If you are running your application and it seems to be hanging, there is an easy way to kill all of the processes that are hanging.
If you are running multi-locality but on an SMP machine, then all you have to do is Ctrl-C and hpx_run.py will take care of killing all the hanging processes.
However, running on a cluster is a bit of a challenge, because the way hpx_run.py works is to ssh the command to the other nodes.
If you Ctrl-C out of a cluster run, all the processes are still running on the other nodes.
Whenever this happens, hpx_run.py will make a script called cleanup*.sh
that you can use to automatically send the kill command to the hanging processes.
Another thing to note is that as of right now, hpx_run.py has only been tested to work on Arete for a distributed multi-locality run, and only if you run the script on one of the compute nodes.
If you try to run on other clusters, your mileage may vary.
There is a trick you can use to minimize the amount of text that hpx_run.py prints out.
If all you care about is the output from the program you can use the --shhh
option to significantly reduce the amount that hpx_run.py prints out.

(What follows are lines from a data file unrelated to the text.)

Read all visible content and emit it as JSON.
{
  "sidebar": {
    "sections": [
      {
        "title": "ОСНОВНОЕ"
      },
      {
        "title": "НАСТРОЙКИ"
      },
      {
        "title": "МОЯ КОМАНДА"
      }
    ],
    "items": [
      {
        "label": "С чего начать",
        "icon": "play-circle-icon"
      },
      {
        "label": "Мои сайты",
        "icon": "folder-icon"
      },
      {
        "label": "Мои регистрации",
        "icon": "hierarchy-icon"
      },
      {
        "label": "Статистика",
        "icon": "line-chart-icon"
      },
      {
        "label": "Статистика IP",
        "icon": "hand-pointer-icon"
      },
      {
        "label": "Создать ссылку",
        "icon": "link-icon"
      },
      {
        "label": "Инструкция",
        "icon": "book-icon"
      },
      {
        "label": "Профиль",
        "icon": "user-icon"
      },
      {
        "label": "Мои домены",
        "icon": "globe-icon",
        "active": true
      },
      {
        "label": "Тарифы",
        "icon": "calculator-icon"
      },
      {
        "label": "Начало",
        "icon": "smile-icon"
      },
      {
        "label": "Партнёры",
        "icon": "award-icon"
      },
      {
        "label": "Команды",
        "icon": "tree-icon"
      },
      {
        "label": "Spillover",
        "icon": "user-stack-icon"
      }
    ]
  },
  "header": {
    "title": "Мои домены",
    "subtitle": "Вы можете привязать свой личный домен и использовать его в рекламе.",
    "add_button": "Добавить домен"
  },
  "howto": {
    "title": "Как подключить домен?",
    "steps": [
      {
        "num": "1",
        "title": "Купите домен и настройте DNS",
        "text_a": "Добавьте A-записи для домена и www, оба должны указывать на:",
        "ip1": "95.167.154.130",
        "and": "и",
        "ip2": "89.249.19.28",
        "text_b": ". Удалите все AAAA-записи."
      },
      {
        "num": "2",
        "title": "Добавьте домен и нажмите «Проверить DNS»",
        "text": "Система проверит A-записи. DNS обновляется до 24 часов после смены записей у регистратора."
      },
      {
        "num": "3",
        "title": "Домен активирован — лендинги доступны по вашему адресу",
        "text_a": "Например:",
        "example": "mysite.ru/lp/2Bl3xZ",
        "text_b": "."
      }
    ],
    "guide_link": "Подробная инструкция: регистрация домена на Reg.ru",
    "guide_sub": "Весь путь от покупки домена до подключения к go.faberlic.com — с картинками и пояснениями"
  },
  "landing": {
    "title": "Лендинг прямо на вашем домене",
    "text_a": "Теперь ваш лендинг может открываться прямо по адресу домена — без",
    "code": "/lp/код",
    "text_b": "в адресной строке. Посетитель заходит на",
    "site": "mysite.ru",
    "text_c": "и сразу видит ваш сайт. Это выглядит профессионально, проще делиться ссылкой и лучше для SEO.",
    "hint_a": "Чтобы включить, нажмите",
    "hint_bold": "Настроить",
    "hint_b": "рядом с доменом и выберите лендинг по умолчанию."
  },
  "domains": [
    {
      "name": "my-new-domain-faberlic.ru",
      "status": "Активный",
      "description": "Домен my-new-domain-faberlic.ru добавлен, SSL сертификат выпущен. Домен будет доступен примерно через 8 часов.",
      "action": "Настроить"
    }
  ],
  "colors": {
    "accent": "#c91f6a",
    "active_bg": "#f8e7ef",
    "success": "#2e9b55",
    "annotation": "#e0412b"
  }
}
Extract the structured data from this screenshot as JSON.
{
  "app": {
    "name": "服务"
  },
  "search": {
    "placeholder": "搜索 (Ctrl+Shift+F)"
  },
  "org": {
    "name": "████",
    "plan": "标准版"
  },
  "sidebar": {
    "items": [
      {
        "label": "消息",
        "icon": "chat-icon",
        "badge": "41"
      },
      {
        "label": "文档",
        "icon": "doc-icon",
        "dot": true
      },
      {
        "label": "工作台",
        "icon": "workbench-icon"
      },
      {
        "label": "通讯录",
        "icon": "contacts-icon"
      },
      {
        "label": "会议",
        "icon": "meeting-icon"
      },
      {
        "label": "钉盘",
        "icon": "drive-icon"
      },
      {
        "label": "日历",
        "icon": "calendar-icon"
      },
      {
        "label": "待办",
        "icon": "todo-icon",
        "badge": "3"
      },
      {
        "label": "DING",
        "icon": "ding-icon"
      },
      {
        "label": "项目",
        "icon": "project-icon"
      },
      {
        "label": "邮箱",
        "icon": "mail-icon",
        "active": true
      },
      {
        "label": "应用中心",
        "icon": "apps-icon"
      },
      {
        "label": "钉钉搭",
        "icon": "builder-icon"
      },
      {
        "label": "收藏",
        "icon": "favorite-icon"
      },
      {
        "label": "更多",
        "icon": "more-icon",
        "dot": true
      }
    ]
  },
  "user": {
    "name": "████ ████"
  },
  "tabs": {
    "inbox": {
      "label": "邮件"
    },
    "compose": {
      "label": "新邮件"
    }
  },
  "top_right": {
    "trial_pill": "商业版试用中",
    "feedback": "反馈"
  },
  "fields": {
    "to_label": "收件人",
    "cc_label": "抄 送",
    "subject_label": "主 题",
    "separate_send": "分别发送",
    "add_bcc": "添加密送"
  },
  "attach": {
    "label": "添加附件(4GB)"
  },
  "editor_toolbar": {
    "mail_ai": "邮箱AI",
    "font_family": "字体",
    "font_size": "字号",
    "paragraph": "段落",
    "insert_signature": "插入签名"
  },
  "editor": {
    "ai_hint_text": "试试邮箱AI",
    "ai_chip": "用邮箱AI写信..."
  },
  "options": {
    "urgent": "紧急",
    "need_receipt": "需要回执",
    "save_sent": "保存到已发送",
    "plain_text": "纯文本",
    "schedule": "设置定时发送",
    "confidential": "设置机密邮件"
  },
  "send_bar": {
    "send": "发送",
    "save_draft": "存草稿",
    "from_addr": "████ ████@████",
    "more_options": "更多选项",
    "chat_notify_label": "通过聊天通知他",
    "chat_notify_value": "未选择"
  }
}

This is what it looks like in action:
$ hpx_run.py -s -l 1:1 "fibonacci" Runtime 'rts0' stdout: elapsed: 0.019939, result: 55 $ hpx_run.py -s -l 2:1 "fibonacci" Runtime 'rts1' stdout: elapsed: 0.129291, result: 55
I told you in the first tutorial that hpx_run.py just automated setting up the multiple locality runs.
If you wanted to see what commands it is actually running you can use the --debug
option to do a dry-run where it doesn't actually start the run, but just prints out the commands it would have run.
This is what this looks like in action:
$ hpx_run.py -d -l 2:1 "fibonacci" System view: 2 nodes: Node 'node1' with 1 cores Node 'node0' with 1 cores Locality set: 2 localities: Locality 'L0' with 1 threads Locality 'L1' with 1 threads Distributed runtime: 2 local instances: Runtime 'rts1' with 1 threads Runtime 'rts0' with 1 threads Local runtime instance 'rts1': HPX command: fibonacci -r -a localhost:2222 -x localhost:2223 -l 2 -t 1 Environment: (Empty) Local runtime instance 'rts0': HPX command: fibonacci -w -a localhost:2222 -x localhost:2224 -l 2 -t 1 Environment: (Empty)
If you run on a shared system with other people (such as on Castor and Pollux) then you might run into some port conflicts with other people running HPX code.
By default, hpx_run.py starts with a base port of 2222
and counts up from there.
You can set it to start with a different port by using the --port
option.
This is illustrated below:
$ hpx_run.py -d -p 2829 -l 2:1 "fibonacci" System view: 2 nodes: Node 'node1' with 1 cores Node 'node0' with 1 cores Locality set: 2 localities: Locality 'L0' with 1 threads Locality 'L1' with 1 threads Distributed runtime: 2 local instances: Runtime 'rts1' with 1 threads Runtime 'rts0' with 1 threads Local runtime instance 'rts1': HPX command: fibonacci -r -a localhost:2829 -x localhost:2830 -l 2 -t 1 Environment: (Empty) Local runtime instance 'rts0': HPX command: fibonacci -w -a localhost:2829 -x localhost:2831 -l 2 -t 1 Environment: (Empty)
You can use the --use_gdb
option to tell hpx_run.py to run the application inside of GDB.
This is useful for when you are trying to debug your application using multiple localities.